他们说秦筝根本不是正牌女友,是邵行野和顾音之间的小三。
说秦筝给邵行野做了一年多的情妇,人家顾音这个正房都怀孕了,秦筝还死缠烂打。
各种流言蜚语满天飞,秦筝没澄清过一句。
但杨潇寒知道,秦筝不是小三,她是这场感情纠葛里的绝对受害者。
刚分手的时候,秦筝每一天晚上都躲在床帐里压抑地哭。
不敢哭出声音影响舍友睡觉,就咬自己手掌,杨潇寒见过太多次她手上青紫的牙印。
触目惊心。
有时候半夜醒了,还能从床帐没有封好的缝隙里,看到手机屏幕上溢出来的光。
她或许在一遍遍试图从这段感情里剥离,但那绝对是致命的痛苦。
杨潇寒真的担心她重蹈覆辙。
好友关心的话语比秦筝手中豆浆还要温热,她认真地看向杨潇寒:“不会的,他都结婚有孩子了,而且......”
秦筝垂眸刷卡通行:“我早不喜欢他了。”
.
九点上班,秦筝吃完早饭刚好八点五十五。
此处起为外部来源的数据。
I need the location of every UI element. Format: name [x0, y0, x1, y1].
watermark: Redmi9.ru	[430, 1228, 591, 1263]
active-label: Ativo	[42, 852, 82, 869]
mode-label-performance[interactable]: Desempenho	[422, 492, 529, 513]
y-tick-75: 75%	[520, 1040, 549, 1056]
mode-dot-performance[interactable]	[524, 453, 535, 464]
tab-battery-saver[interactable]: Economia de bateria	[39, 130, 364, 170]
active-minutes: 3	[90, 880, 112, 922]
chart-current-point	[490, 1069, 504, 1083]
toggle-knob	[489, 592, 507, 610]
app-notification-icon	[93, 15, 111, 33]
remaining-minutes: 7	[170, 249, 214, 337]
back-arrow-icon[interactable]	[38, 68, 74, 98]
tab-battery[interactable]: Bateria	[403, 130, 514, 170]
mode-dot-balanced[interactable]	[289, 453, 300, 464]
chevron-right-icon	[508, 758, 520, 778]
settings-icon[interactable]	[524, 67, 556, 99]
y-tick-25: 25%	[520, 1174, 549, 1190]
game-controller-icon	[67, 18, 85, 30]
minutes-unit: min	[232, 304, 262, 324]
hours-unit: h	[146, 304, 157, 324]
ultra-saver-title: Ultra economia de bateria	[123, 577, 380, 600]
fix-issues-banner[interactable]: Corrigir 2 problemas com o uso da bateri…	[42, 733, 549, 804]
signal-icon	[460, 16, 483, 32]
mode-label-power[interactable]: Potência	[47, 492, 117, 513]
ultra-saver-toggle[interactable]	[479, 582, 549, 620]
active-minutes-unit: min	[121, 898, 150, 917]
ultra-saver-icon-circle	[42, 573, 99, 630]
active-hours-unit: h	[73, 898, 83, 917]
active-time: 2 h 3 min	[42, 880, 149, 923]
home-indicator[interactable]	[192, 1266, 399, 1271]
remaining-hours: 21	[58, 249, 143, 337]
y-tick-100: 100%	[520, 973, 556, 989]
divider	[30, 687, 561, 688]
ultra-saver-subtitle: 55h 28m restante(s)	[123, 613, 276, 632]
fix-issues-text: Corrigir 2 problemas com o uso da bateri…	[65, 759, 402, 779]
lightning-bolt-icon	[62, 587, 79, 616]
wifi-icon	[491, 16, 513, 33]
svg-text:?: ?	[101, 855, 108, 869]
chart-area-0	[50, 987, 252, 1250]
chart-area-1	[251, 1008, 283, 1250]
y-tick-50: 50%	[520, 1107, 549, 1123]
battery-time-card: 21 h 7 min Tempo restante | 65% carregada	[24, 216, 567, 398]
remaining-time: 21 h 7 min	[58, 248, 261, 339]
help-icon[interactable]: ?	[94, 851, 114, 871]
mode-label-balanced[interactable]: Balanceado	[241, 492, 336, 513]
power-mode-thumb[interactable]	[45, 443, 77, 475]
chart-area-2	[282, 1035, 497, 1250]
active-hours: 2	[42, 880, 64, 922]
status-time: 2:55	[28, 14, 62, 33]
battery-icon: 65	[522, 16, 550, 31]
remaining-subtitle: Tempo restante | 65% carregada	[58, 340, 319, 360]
"
邵行野方才关了车里的灯,屏住气没敢动,秦筝走了,他缓缓吐出一口气。
似有所感,邵行野下车走到垃圾箱那里。
纸箱子封着厚厚几层黄色胶带,不知道被打开又密封过多少次。
邵行野弯腰将这箱子抱起来,抿了下唇。
挺沉。
他单手抱着抵在车身上,去开副驾驶的门,抬头不经意间看到保安室大爷,正狐疑地打量他。
这段时间邵安安腹泻不止,邵行野不得闲,就来过这里两次,但每一次,保安大爷都像防贼。
邵行野没在意,箱子放进去,开车去了自己在市区的住所。
箱子放在茶几上,旁边摆着一把刻刀,邵行野竟没有勇气打开这个箱子。
许久,他才划开最上面的胶带。
只一眼,刺得邵行野双目发痛发酸,心口像被一只大手攥住,狠狠捏了把。
疼得他只能将额头抵在箱子边缘,大口呼吸。都是他送给秦筝的礼物,衣服饰品,包,小玩意儿。
还有他们一起做的手工和两人合照。
秦筝丢掉了他们的回忆。
邵行野艰难地拿起一本相册。
打开第一页就是秦筝闭着眼,要往蹦极台下蹦的害怕模样。
这是秦筝第一次蹦极,死死抱着他的腰不肯下去,邵行野边笑边哄,最后秦筝蹦下去了,觉得好玩,还要来第二次。
后面还有各种各样的照片,秦筝吃饭,发呆,看书,睡觉,笑着,生气。
或是他们合照,邵行野偷亲,明目张胆亲,将她抱在肩头举起来。
第一次游泳,秦筝穿着泳衣,蹲在泳池边朝他皱着鼻子笑。
下雪,她举着雪团砸过来,眉眼弯弯。
图书馆,邵行野偷拍,秦筝手指比在唇中央,瞪他。
他们在万丈高空跳伞接吻,在鱼儿环绕的海底被摄影师要求比一个傻傻的心。
在悬崖峭壁,抓拍一张秦筝吓哭的丑照。
秦筝刚学会开车的时候,非要开他那辆柯尼塞格one1,全球就六台,邵行野没不舍得,就是教的细致了些,秦筝不耐烦,赶他出去。
邵行野拍了一张,秦筝坐在驾驶座,不同于人前的冷淡,她笑得眼睛弯起来,明媚又恣意。
冲他比了个大拇指。
邵行野说把这辆车送给她,秦筝说她才不要,要邵行野给他当一辈子司机。
每看一张,邵行野的心都像撕裂了,从里到外渗出血迹。"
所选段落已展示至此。